For now, she can fix it. A self-repair. A little coaxing, a little voodoo, a little love, or a kick anyway. And everything returns to normal for a few days. He cares for her just as he used to. She sleeps soundly again.
But soon, another problem, and she begins to toss and turn. Visions of filth and grime and she wakes up, sweating. An indefinable stench (Is it eggs? Or something metallic?) arises from that part whose meaning or function is opaque to her.
She goes down and looks in. Nothing seems to flow down there – there was always something dirty about it. You are supposed to clean it every day but she can’t imagine that anyone really does that. She herself doesn’t even want to touch it – there always seemed to be an inch of standing water down in the bottom. How can something with standing water in it possibly be expected to get things clean? And standing water is not just disgusting: it’s dangerous. Mosquitoes might grow in there, or other diseases, things that breed other things and might invade or slowly take over.

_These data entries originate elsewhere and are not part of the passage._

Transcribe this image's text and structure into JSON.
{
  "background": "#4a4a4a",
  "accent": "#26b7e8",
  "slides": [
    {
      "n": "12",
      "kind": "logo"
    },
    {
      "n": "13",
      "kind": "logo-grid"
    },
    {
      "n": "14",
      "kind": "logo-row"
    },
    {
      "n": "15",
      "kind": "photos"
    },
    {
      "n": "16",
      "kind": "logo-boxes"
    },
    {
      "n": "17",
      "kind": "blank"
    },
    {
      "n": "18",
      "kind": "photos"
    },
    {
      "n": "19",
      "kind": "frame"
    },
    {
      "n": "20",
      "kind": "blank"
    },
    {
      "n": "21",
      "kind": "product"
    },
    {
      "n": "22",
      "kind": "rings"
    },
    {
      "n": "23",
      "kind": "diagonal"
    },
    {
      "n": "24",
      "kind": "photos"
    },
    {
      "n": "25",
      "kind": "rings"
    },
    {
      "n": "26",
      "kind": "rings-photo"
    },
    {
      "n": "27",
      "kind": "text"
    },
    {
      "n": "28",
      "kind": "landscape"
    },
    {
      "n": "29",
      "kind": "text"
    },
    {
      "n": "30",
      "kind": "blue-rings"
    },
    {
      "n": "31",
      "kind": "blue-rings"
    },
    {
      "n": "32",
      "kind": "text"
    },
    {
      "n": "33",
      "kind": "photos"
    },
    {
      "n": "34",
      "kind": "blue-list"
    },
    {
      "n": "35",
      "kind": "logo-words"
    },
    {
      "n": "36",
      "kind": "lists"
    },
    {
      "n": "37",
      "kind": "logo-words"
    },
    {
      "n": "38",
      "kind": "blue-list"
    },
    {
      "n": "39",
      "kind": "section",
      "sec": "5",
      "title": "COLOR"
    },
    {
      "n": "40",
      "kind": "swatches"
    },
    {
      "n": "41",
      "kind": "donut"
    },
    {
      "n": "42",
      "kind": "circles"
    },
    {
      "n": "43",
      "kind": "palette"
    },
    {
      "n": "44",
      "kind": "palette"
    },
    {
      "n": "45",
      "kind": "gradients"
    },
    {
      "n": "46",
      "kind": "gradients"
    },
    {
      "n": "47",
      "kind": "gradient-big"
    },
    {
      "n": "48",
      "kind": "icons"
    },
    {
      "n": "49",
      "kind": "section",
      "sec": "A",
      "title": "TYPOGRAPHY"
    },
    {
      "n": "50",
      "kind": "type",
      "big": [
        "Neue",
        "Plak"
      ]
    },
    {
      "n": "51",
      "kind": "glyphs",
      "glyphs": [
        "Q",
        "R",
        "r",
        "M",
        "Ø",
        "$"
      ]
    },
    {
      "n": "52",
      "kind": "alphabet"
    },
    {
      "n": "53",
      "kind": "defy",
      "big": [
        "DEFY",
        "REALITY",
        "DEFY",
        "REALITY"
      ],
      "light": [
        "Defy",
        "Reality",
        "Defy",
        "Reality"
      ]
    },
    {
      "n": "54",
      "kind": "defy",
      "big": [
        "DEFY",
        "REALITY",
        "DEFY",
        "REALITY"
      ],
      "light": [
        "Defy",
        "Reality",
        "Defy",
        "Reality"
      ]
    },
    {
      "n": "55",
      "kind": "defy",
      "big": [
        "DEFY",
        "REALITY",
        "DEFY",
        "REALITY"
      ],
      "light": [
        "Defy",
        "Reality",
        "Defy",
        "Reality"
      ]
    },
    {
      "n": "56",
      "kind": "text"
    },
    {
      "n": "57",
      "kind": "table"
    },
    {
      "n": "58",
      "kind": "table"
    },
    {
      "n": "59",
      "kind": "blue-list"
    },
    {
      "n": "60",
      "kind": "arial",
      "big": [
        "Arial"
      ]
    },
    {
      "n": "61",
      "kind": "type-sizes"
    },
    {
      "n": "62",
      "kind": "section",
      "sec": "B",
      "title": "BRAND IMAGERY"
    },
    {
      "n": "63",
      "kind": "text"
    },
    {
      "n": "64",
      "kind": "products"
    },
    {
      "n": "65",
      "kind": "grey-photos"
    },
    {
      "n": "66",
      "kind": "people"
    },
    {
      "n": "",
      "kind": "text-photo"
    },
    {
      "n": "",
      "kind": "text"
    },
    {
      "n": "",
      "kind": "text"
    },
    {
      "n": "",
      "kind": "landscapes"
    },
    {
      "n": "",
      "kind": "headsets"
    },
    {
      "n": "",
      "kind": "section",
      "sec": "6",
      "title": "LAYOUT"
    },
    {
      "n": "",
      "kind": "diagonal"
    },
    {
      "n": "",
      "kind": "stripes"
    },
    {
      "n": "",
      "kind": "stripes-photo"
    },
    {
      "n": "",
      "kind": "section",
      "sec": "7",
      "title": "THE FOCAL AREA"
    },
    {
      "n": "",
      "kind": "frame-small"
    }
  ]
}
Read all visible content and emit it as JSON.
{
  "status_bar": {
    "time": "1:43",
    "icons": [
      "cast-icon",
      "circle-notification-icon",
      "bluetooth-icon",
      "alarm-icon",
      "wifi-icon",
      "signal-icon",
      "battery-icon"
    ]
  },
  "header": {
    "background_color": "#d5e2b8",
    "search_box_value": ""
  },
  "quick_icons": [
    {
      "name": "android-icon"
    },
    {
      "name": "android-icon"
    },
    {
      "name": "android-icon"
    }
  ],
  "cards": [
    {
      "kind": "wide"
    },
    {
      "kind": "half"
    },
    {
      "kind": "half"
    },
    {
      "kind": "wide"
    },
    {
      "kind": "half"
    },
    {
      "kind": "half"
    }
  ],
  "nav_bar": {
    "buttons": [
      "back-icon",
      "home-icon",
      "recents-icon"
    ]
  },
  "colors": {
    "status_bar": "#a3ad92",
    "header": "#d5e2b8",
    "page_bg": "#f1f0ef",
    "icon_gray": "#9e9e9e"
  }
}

And isn’t it all connected anyway? Aren’t all the pipes sort of interconnected inside the walls, like veins in a body? And everyone knows that veins aren’t neat – they can all infect each other. Can a house go septic? she wonders. When she was small, she knew a man, a friend of her mother’s, who had gotten some kind of minor infection and subsequently “gone septic.” She had seen him, well maybe not literally seen him, but she remembered him turning into a sort of putrid puddle of muck, lying in his hospital bed, gradually seeping into the mattress. Perhaps that might happen now, with them, with her house, with the system that has been working so well for them both.
But she hopes not. It has never come to that before, why would it now?